India caught between Trump’s Iran war and his Russia pressure — a 25-day oil window that could run out
The Strait of Hormuz closure has upended India's energy calculus. With 8 weeks of reserves and a 30-day US waiver on Russian crude, New Delhi is threading an impossibly narrow diplomatic needle.
For months, Washington pressured New Delhi to cut its purchases of Russian oil — a demand India reluctantly conceded in January as part of a broader tariff deal with the Trump administration. Then, in late February, the joint US-Israeli offensive against Iran effectively closed the Strait of Hormuz, through which nearly 2.7 million barrels of India’s daily crude imports flow. India’s carefully negotiated energy compromise began to collapse almost immediately.
The US responded by issuing a 30-day waiver allowing Indian refiners to buy Russian crude currently stranded at sea — an arrangement that, as analysts have noted, directly undoes the concession India made just two months earlier. The waiver is a temporary measure that comes with limitations, conditions, and a hard deadline. It does not resolve the structural problem.
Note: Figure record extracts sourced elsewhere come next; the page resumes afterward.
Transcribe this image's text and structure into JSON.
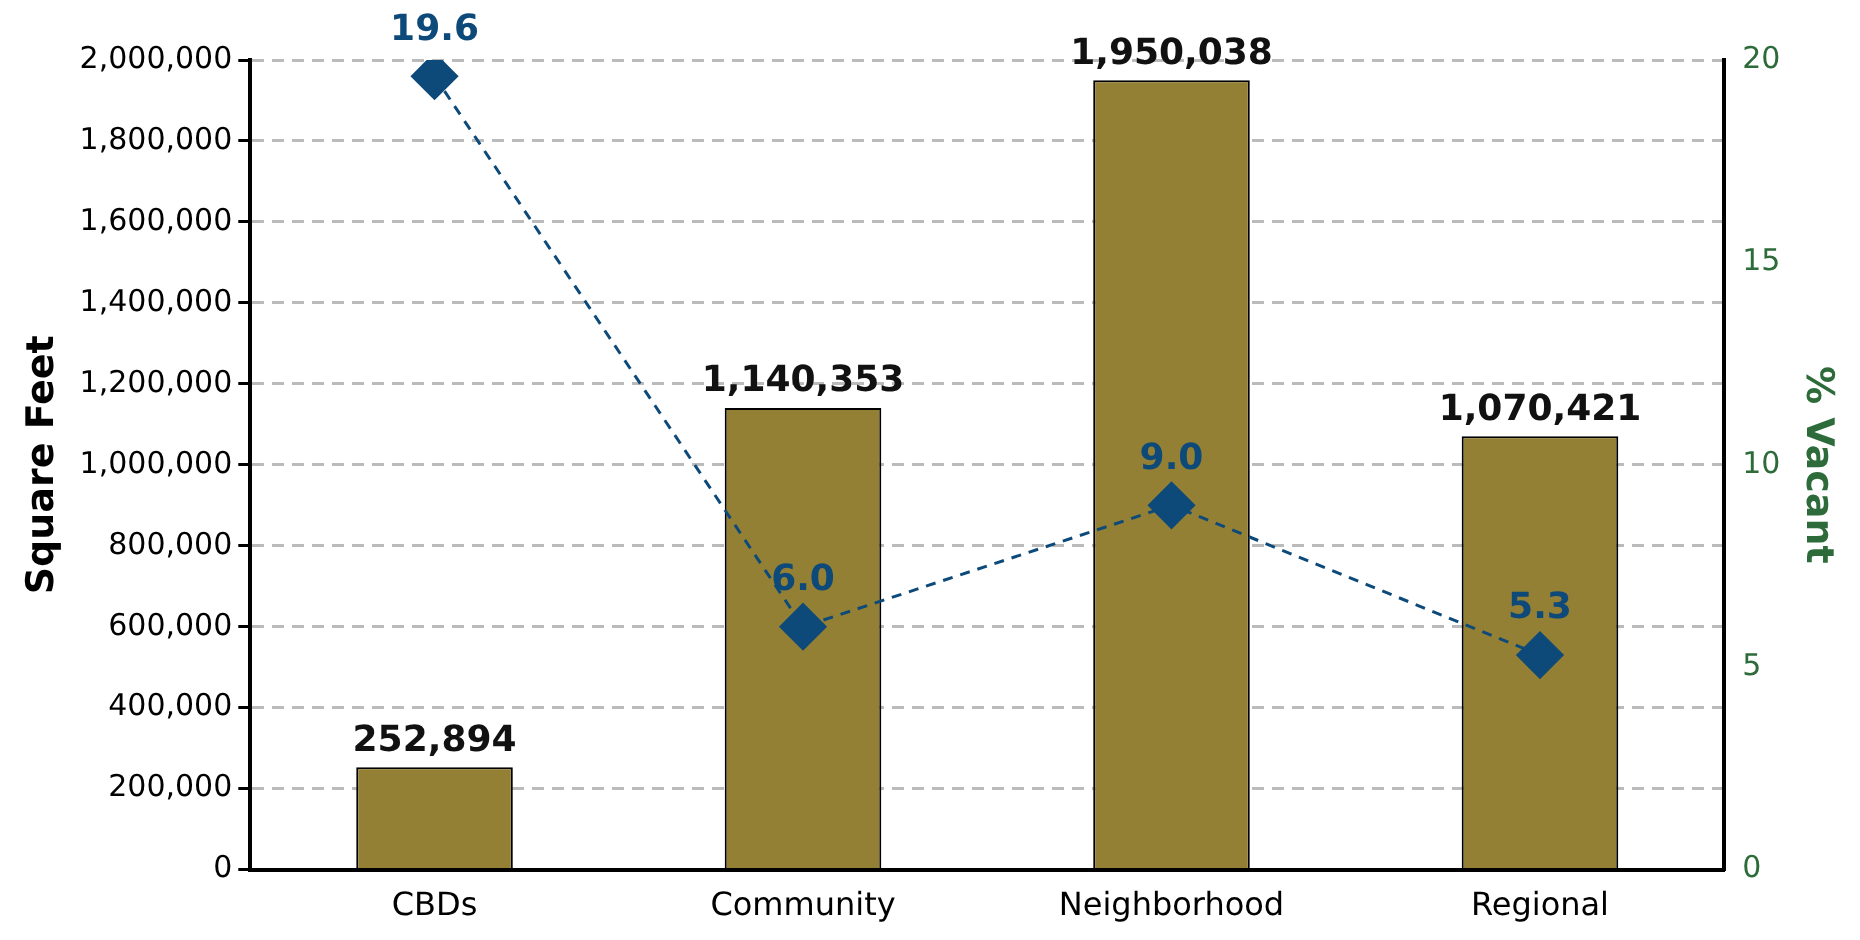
{
  "chart_data": {
    "type": "bar",
    "ylabel": "Square Feet",
    "y2label": "% Vacant",
    "categories": [
      "CBDs",
      "Community",
      "Neighborhood",
      "Regional"
    ],
    "series": [
      {
        "color": "#948035",
        "values": [
          252894,
          1140353,
          1950038,
          1070421
        ],
        "value_labels": [
          "252,894",
          "1,140,353",
          "1,950,038",
          "1,070,421"
        ]
      },
      {
        "type": "line",
        "axis": "y2",
        "color": "#0d4a7a",
        "values": [
          19.6,
          6.0,
          9.0,
          5.3
        ],
        "value_labels": [
          "19.6",
          "6.0",
          "9.0",
          "5.3"
        ],
        "marker": "diamond",
        "line_style": "dashed"
      }
    ],
    "ylim": [
      0,
      2000000
    ],
    "yticks": [
      {
        "value": 0,
        "label": "0"
      },
      {
        "value": 200000,
        "label": "200,000"
      },
      {
        "value": 400000,
        "label": "400,000"
      },
      {
        "value": 600000,
        "label": "600,000"
      },
      {
        "value": 800000,
        "label": "800,000"
      },
      {
        "value": 1000000,
        "label": "1,000,000"
      },
      {
        "value": 1200000,
        "label": "1,200,000"
      },
      {
        "value": 1400000,
        "label": "1,400,000"
      },
      {
        "value": 1600000,
        "label": "1,600,000"
      },
      {
        "value": 1800000,
        "label": "1,800,000"
      },
      {
        "value": 2000000,
        "label": "2,000,000"
      }
    ],
    "y2lim": [
      0,
      20
    ],
    "y2ticks": [
      0,
      5,
      10,
      15,
      20
    ],
    "grid": "y",
    "legend": false
  }
}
India currently holds roughly 25 days of crude oil inventory and around eight weeks of total petroleum product cover, according to its oil ministry. That buffer sounds comfortable until you factor in refinery run rates, seasonal demand, and the uncertainty about when — or whether — the strait will reopen.
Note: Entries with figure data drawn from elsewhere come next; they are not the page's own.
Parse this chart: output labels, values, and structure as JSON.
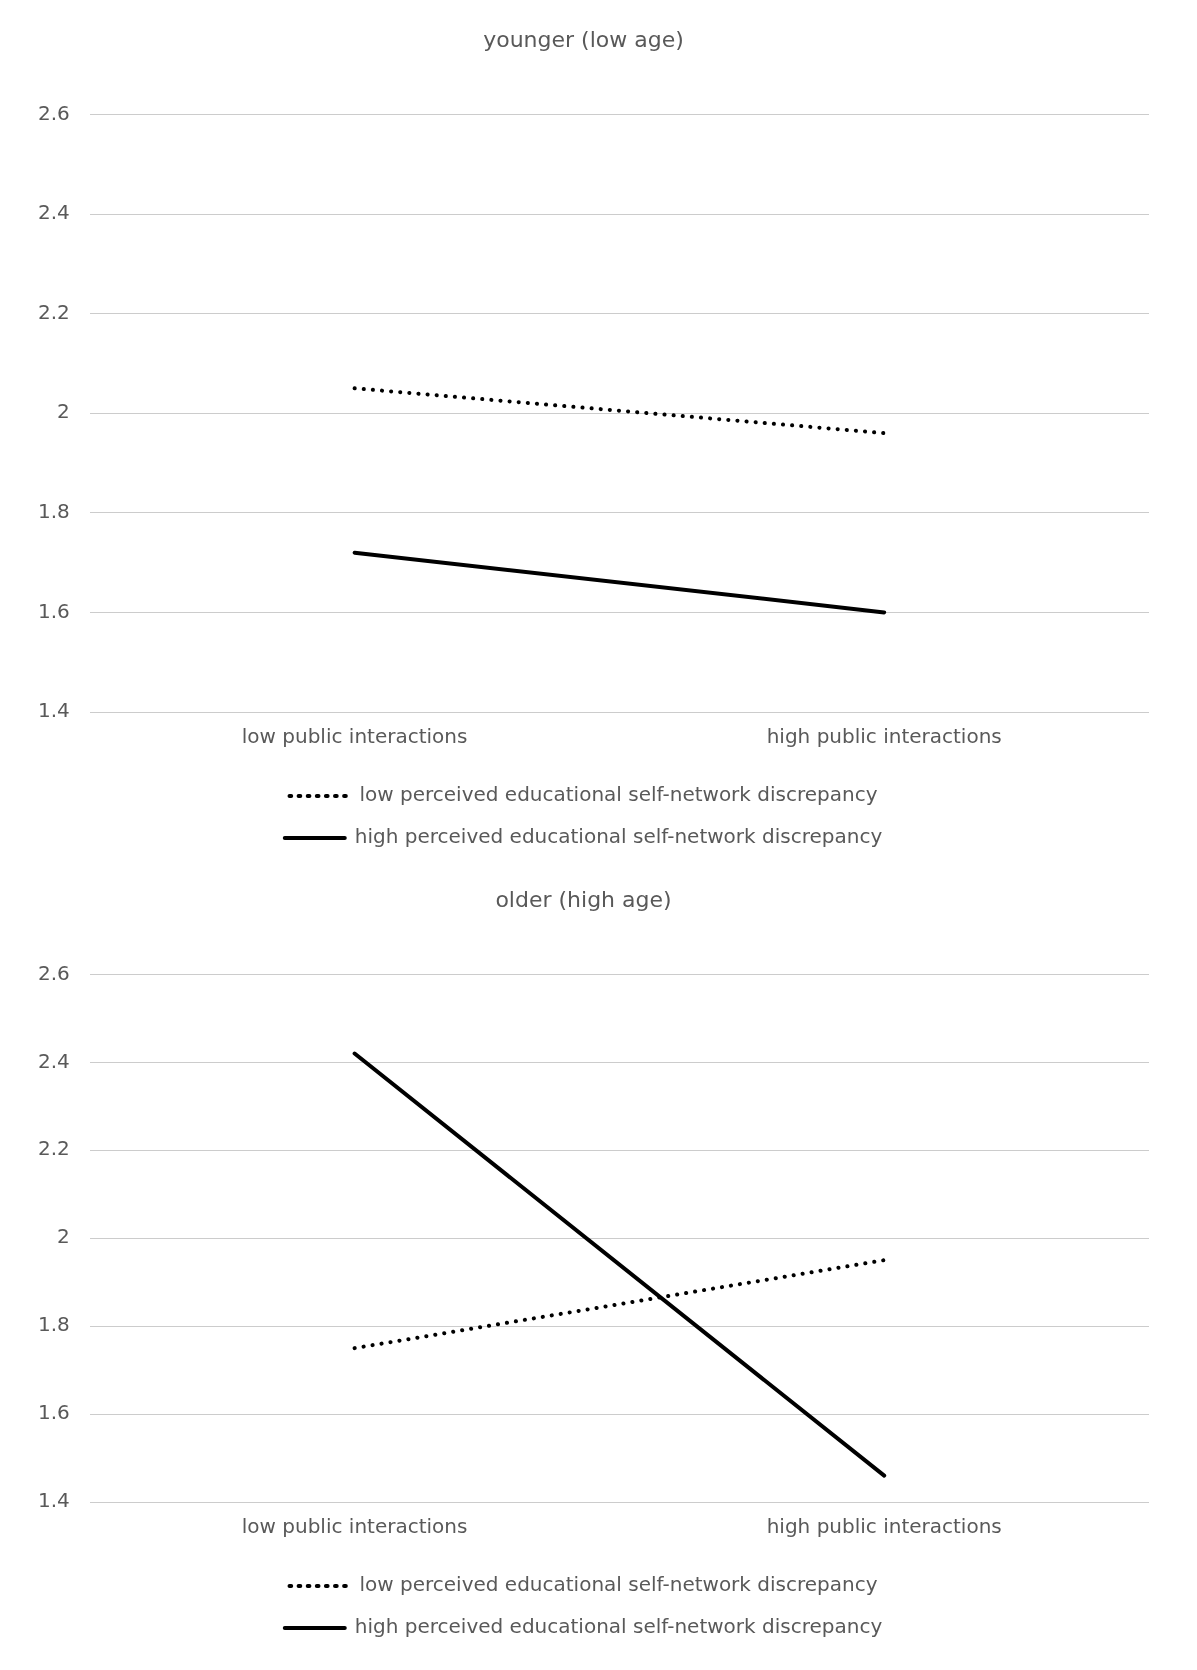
{
  "chart_data": [
    {
      "type": "line",
      "title": "younger (low age)",
      "categories": [
        "low public interactions",
        "high public interactions"
      ],
      "series": [
        {
          "name": "low perceived educational self-network discrepancy",
          "color": "#000000",
          "line_style": "dotted",
          "values": [
            2.05,
            1.96
          ]
        },
        {
          "name": "high perceived educational self-network discrepancy",
          "color": "#000000",
          "line_style": "solid",
          "values": [
            1.72,
            1.6
          ]
        }
      ],
      "ylim": [
        1.4,
        2.6
      ],
      "yticks": [
        1.4,
        1.6,
        1.8,
        2,
        2.2,
        2.4,
        2.6
      ],
      "grid": "y",
      "legend": "bottom",
      "marker": "none"
    },
    {
      "type": "line",
      "title": "older (high age)",
      "categories": [
        "low public interactions",
        "high public interactions"
      ],
      "series": [
        {
          "name": "low perceived educational self-network discrepancy",
          "color": "#000000",
          "line_style": "dotted",
          "values": [
            1.75,
            1.95
          ]
        },
        {
          "name": "high perceived educational self-network discrepancy",
          "color": "#000000",
          "line_style": "solid",
          "values": [
            2.42,
            1.46
          ]
        }
      ],
      "ylim": [
        1.4,
        2.6
      ],
      "yticks": [
        1.4,
        1.6,
        1.8,
        2,
        2.2,
        2.4,
        2.6
      ],
      "grid": "y",
      "legend": "bottom",
      "marker": "none"
    }
  ]
}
State-run refiners have been hesitant to act aggressively on the Russian waiver, citing unresolved issues around payment channels, shipping insurance, and the risk of secondary US sanctions even within a waiver period. Russian barrels from earlier waivers have been snapped up more readily, thanks to established logistics — but there are limits to how quickly supply chains can be restructured.
Prime Minister Modi discussed the situation with President Trump last week, expressing support for de-escalation and calling for “restoration of peace at the earliest.” But the diplomatic language masks a more uncomfortable truth: India’s energy security is now almost entirely dependent on the outcome of a war it had no role in starting and limited leverage to stop.